A la mañana siguiente, Vincent recibe una inesperada visita. Un mensajero trae una serie de enormes paquetes: son las piezas de un aparato para ejercicios que decide alojar en el sótano. El encuentro con el mensajero, un hombre negro y corpulento, verborrágico inmigrante de Lituania que lo instruye en la dinámica del correo, instala un clima premonitorio. “La gente no se da cuenta. Por eso el sistema falla. Hablamos de la ‘gente’ pero no sabemos quiénes son”. Esa frase que parece referida a la logística del reparto termina adquiriendo ecos filosóficos en la vida de Vincent. Los paquetes quedan en el sótano mientras Vincent reconstruye los sucesos de la noche anterior: el encuentro sexual, las pastillas, un choque estúpido, un altercado con el vecino de la otra cuadra.

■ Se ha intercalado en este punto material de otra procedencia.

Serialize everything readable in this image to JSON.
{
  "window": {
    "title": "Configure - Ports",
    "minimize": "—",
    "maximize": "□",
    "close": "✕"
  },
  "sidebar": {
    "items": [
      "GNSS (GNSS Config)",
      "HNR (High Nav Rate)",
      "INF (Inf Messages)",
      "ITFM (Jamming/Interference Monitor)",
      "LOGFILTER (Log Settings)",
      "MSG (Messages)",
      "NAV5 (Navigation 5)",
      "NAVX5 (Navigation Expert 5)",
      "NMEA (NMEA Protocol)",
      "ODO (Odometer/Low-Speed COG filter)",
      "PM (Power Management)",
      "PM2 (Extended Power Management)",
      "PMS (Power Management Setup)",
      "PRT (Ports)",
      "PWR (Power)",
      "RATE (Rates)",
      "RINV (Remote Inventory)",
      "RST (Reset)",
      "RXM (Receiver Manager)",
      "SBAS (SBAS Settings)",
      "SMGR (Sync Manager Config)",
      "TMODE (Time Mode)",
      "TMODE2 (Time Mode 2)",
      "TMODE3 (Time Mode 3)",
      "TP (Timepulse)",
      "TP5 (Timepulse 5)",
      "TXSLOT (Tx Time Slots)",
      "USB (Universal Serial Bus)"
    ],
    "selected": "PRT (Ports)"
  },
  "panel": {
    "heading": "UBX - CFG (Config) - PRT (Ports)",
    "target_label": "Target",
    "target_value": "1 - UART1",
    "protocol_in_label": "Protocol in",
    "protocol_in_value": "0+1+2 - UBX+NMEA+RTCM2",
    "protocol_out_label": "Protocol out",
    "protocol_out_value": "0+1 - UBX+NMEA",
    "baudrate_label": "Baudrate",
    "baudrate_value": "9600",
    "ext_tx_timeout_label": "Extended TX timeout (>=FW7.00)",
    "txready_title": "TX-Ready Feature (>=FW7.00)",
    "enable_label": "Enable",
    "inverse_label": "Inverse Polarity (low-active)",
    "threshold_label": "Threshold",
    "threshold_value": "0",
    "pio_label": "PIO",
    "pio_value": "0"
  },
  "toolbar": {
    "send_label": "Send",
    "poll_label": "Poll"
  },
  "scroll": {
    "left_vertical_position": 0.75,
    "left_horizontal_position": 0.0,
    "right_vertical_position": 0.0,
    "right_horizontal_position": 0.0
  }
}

El día de Vincent se sumerge en esas “fallas del sistema” que definen su existencia: los retrasos en su trabajo en un acuario que reemplaza su fallida vocación de ser veterinario; el descuido de su hijo de 10 años, al que quiere pero olvida de manera patológica; las permanentes disculpas que debe dar a sus vecinos, a su jefe, a quien escucha sus insistentes fracasos. ¿Qué le pasa a Vincent? ¿Qué fuerza extraña lo gobierna?

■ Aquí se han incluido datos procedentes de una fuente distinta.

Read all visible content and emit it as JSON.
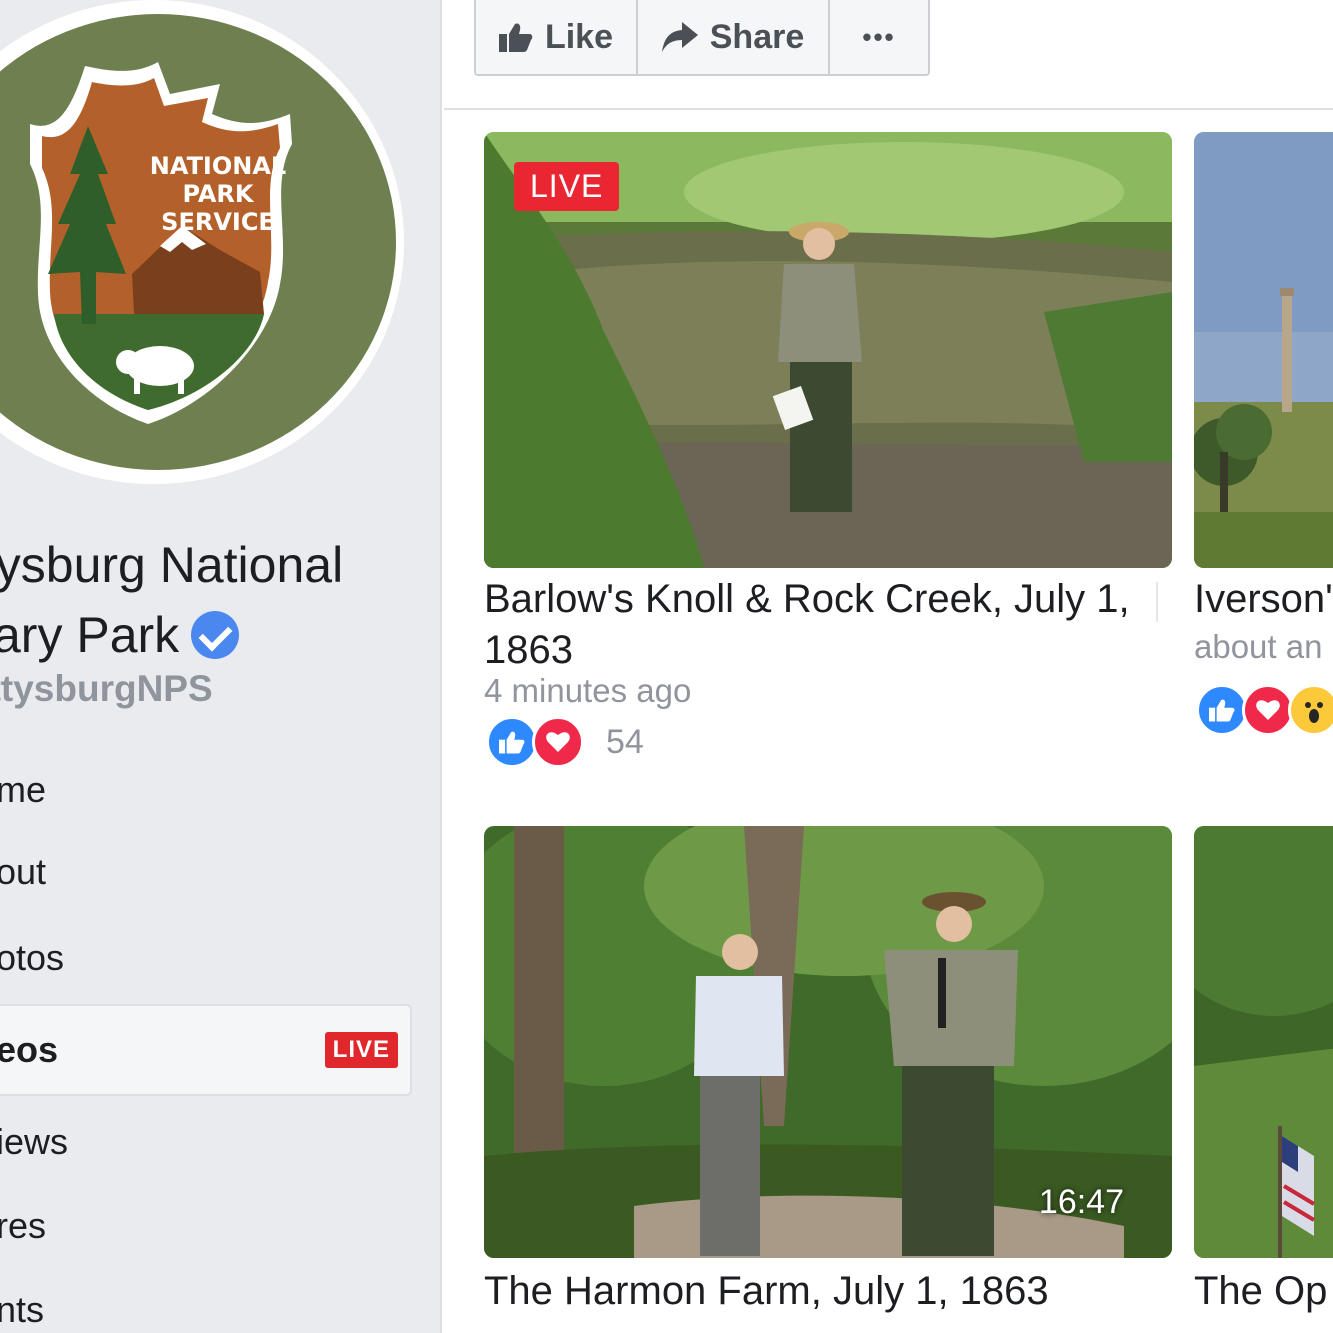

Lo que a Vincent lo persigue de día y de noche es su ruptura con Louise (Freya Mavor), una joven inglesa con la que mantuvo un fugaz y tormentoso romance de unos meses. La idea de perfección es la que preside el recuerdo de Vincent y la que lo atormenta por la pérdida. Nicloux decide que Louise sea un misterio para nosotros al igual que para el enamorado. Su presente en Londres consta del reencuentro con su padre, de los dilemas de una tesis, del recorrido por un cementerio y la pelea a puntazos con una tumba. Esos fragmentos que apenas la delinean acentúan lo inexplicable de la fascinación de Vincent, adherido a una pena incómoda, a una especie de trance que nunca lo deja volver a funcionar. Es en esas noches de insomnio cuando baja al sótano a desarmar los paquetes del lituano. Entre ellos, una caja misteriosa permanece erguida en el centro del sótano, rodeada de una extraña iluminación, que parece llamarlo de manera sensual. El viaje a través de ella resulta un viaje en el tiempo, sin máquinas, ni explosiones, ni efectos especiales. Nicloux lo sitúa en la cocina de su casa, simple y cotidiana, donde Louise lo espera con un jugo de naranja.

 

El eje sobre el que pendula la serie es la idea de la falla y el desdoblamiento. Si el encuentro con Louise era la perfección, su pérdida resulta la falla inexplicable, y el cubo en el sótano la posibilidad de repararla. Los viajes desdoblan a Vincent entre pasado y presente, conjugando en esos nuevos extravíos sus fracasos como padre, como empleado, como amigo. Es de esa disyuntiva entre el destino y el libre albedrío de lo que se nutre la propuesta de Nicloux, sombría como los mejores polars, teñida de esa diletancia esteticista de la que Melville hizo gala, pero con una cotidianeidad abrumadora. ¿Es tan pedestre el mundo de Vincent que debe encontrar la grandeza al otro lado del cubo? ¿Existe esa perfección anhelada o estamos condenados a aceptar las infinitas fallas del sistema que nos envuelve? Son esos interrogantes con los que Nicloux juega, yendo y viniendo en el tiempo, reescribiendo las mismas reglas del género al calor de los extravíos de su personaje, prometiendo un mundo fantástico que no es más que el reverso inesperado de nuestro mundo cotidiano.